Malgré le lancement du label Origin’Info en mai 2024, la provenance des ingrédients des produits vendus en supermarché reste largement indéchiffrable, déplore l’Association nationale de défense des consommateurs et usagers (CLCV) dans une nouvelle étude. Le bilan est sans appel : le logo est quasi invisible, les enseignes jouent sur l’ambiguïté, et les consommateurs sont plus désinformés que jamais.
Supermarchés : l’origine des ingrédients reste introuvable, Origin’Info n’y change rien

Le logo Origin’Info, symbole d’une transparence fantôme
Lorsque le ministère de l’Économie a présenté Origin’Info en mai 2024, l’ambition était claire : réconcilier l’étiquette avec la réalité. Le dispositif devait identifier l’origine géographique des principaux ingrédients agricoles dans les produits transformés.
Mais douze mois plus tard, le constat est alarmant. CLCV a analysé 450 produits dans les rayons de 11 grandes enseignes alimentaires. Sur l’ensemble, seuls deux arborent le logo Origin’Info, bien que la moitié de ces produits proviennent de groupes ayant signé la charte.

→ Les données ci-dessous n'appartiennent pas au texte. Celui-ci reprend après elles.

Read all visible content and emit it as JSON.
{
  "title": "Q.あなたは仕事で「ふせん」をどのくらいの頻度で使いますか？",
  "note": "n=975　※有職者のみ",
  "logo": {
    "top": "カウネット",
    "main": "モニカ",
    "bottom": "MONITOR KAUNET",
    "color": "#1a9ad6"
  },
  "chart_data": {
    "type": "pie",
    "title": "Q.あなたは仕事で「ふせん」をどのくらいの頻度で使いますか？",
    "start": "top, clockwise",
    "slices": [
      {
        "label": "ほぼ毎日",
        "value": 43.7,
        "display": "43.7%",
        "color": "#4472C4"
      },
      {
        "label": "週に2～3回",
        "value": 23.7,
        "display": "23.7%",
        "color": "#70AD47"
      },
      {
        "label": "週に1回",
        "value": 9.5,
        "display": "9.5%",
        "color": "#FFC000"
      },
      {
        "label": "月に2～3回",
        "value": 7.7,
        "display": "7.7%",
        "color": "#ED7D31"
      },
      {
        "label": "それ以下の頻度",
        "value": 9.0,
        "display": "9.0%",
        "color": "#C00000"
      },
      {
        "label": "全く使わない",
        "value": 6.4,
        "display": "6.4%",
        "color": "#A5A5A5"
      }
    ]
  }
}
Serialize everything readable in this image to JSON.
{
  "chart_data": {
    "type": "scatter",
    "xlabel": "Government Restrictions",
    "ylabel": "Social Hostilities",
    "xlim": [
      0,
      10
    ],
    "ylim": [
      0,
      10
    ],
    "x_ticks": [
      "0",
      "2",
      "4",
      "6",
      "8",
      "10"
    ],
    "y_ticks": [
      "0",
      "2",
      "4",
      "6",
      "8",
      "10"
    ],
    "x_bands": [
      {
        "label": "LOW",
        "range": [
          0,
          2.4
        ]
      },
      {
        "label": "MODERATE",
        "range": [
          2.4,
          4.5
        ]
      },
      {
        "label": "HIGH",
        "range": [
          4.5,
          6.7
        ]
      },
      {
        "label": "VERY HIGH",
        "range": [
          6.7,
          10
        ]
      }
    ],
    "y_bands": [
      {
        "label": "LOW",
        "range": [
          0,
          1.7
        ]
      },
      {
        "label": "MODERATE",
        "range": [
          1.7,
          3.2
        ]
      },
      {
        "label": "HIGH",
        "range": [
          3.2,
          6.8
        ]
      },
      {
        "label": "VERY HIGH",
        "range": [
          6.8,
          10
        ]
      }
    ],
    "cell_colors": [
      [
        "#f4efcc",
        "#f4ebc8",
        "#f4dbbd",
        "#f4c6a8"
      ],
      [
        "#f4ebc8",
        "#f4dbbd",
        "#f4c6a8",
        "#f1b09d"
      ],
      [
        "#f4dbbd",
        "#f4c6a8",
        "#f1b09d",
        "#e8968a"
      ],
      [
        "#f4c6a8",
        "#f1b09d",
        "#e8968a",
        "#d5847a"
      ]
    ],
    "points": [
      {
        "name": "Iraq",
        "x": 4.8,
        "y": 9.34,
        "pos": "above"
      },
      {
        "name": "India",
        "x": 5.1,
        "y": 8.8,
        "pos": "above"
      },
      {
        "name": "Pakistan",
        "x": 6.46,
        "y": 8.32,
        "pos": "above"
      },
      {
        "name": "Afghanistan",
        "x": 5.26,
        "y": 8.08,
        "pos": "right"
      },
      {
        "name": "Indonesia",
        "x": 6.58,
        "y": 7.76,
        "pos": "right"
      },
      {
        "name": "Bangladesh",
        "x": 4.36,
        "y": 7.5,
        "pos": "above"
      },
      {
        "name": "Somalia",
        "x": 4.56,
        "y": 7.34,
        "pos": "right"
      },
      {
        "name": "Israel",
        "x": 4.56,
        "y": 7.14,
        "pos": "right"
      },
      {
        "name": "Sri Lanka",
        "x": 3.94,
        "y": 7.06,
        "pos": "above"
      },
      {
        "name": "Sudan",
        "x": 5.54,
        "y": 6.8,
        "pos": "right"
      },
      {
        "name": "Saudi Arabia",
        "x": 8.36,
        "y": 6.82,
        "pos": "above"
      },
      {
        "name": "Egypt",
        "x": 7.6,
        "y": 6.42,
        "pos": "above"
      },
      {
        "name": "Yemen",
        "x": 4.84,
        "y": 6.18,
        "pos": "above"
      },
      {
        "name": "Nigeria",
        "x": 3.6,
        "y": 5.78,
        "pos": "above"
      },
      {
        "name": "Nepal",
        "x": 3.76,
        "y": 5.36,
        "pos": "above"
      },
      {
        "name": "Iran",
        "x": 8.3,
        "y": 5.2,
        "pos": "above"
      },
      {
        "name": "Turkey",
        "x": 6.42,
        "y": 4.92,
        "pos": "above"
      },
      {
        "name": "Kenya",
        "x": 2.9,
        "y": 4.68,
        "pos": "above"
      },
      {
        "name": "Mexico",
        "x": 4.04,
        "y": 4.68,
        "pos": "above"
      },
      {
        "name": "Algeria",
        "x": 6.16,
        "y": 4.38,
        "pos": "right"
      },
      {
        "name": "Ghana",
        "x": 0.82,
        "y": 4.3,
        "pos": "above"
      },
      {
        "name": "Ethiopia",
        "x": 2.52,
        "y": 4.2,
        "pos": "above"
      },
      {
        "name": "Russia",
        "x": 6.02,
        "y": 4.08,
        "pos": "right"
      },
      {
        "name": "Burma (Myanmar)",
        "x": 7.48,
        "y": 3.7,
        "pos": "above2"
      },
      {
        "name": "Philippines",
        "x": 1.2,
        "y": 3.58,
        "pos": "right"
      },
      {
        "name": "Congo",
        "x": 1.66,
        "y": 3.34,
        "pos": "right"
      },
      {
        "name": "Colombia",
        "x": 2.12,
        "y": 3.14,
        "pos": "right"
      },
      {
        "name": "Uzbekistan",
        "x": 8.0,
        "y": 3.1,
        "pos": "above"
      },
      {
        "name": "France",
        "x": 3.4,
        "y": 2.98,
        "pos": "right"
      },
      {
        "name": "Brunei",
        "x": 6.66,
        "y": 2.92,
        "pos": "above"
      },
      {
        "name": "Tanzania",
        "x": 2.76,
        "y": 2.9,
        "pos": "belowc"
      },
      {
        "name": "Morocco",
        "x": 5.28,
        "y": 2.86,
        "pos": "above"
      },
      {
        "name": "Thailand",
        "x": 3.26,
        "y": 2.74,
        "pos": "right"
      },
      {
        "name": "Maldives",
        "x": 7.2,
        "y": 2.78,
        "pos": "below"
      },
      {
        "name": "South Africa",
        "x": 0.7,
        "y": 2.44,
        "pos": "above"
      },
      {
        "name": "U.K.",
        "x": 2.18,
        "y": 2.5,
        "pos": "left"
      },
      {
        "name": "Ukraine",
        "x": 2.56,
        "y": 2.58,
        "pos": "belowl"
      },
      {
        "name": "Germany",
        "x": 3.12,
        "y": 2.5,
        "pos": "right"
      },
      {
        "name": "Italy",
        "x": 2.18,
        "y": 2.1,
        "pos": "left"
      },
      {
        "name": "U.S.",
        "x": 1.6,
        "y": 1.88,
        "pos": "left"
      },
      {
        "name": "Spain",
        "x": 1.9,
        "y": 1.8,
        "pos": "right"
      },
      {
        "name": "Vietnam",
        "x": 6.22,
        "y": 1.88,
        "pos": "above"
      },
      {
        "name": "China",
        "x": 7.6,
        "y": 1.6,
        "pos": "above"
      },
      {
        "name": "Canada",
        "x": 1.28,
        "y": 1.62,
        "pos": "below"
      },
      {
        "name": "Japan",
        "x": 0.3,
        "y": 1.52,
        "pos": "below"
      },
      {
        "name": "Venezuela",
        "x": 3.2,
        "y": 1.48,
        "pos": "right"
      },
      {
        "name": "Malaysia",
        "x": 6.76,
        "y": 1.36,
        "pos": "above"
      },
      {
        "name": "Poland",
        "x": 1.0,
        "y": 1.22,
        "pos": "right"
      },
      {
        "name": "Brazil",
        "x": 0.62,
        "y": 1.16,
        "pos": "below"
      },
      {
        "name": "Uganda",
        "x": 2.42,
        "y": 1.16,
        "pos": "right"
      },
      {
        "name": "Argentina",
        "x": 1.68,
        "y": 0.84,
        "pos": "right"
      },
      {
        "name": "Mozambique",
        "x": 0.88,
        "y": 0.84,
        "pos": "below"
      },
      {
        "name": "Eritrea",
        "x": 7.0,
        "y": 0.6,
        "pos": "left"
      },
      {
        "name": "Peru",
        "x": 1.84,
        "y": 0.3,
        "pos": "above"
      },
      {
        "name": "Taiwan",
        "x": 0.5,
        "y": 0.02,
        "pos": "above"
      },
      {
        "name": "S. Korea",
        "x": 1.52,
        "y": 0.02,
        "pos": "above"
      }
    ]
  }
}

Les consommateurs continuent donc à acheter à l’aveugle. Selon le rapport, un ingrédient principal sur deux n’a pas de provenance indiquée. Et ce chiffre grimpe dans certaines catégories, où la traçabilité devient un luxe réservé à quelques filières bien encadrées, comme la viande bovine.
Provenance ignorée : un terrain miné par le marketing
Le problème ne réside pas uniquement dans l’absence d’information, mais dans la manière dont les emballages suggèrent une origine trompeuse. CLCV relève qu’environ 39% des produits analysés présentent des éléments visuels évoquant la France (drapeaux, slogans, couleurs nationales), sans qu’aucun lien réel n’existe avec la source des ingrédients. Cette confusion volontaire s’explique par une stratégie d’image maîtrisée. Indiquer une origine étrangère serait perçu comme un handicap commercial. Autrement dit, tant que le label reste facultatif, les industriels choisiront le flou artistique.
Un dispositif volontaire vidé de sa substance
À son lancement, Origin’Info bénéficiait pourtant d’un large soutien : 116 marques avaient signé la charte. Le logo se voulait pédagogique, avec trois présentations possibles : camembert, liste ou icône symbolisant les sites de production. L’objectif était d’apporter de la lisibilité dans des chaînes logistiques souvent opaques.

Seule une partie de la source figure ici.